In 10 of the past 11 years, the federal surplus has exceeded initial budget projections by an average of $8.6-billion. The latest “surprise” surplus, announced by Stephen Harper’s government last fall, looked rather like hypocrisy.
“We promised the Canadian people that we would not hide surpluses, that we would be as transparent and accountable as we could be… and we would avoid the ‘March madness’ that [the Liberals] got into year after year with so-called surprise surpluses,” Jim Flaherty said in 2006, referring to last-minute, politically sensitive spending announced outside the budget.
Yet, with a surplus some $5-billion beyond expectations the next year, the Tories were prey to the same impulse to make end-of-year billion-plus dollar promises of their own. One notable example was $1.5-billion taken from the surplus for new environmental spending in February 2007, a substantial chunk of it for Quebec just ahead of an anticipated election.

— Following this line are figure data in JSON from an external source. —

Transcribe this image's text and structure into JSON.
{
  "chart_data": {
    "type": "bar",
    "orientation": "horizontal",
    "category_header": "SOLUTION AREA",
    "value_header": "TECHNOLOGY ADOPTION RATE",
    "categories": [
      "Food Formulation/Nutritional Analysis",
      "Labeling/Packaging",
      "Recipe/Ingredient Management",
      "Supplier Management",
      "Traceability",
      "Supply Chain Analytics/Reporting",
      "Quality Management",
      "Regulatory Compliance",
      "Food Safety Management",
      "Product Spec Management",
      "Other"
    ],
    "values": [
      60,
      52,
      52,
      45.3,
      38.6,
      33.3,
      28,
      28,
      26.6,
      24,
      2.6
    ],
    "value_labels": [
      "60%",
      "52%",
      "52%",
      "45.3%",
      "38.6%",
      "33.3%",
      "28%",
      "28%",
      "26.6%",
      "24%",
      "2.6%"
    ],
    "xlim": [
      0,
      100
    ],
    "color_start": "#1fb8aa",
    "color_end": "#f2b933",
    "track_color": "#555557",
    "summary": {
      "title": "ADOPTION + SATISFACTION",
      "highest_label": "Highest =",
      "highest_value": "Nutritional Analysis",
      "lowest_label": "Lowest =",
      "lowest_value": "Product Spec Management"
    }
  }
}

As the CGA-Canada report points out, “One can’t help but wonder if surprise surpluses have become strategy… As a tactic, it does have appeal and creates, over time, a norm that permits accelerated debt retirement.” (Like his predecessors, Mr. Flaherty applied a large portion of last year’s surplus to reduce the debt, then running at $467-billion.) But deliberately underestimating tax revenues creates unreasonable expectations among taxpayers about the strength of the economy.
“While all countries face the same problem of ’small misses,’ Canada’s forecasting accuracy is worse than that of other countries,” the report cautions. “This leads to a conclusion that the invisible political pressure to avoid deficit may still play a very important role in shaping surprise surpluses.”
While the current economic slowdown and the result of recent tax cuts suggest any pending unplanned surplus will be smaller than in past years – the government actually ran a deficit of $517-million over the first two months of the current fiscal year – any more surprises are unwelcome. Mr. Harper has appointed a Parliamentary Budget Officer to provide independent analysis of the country’s finances. One hopes this will make a difference.
The goodwill of Canadian taxpayers pleasantly surprised by multi-billion-dollar “unplanned” surpluses may make it easier for governments to put billions toward paying down the public debt. But if the case can be made to taxpayers, then planned surpluses can pay down the public debt just as well as unplanned ones.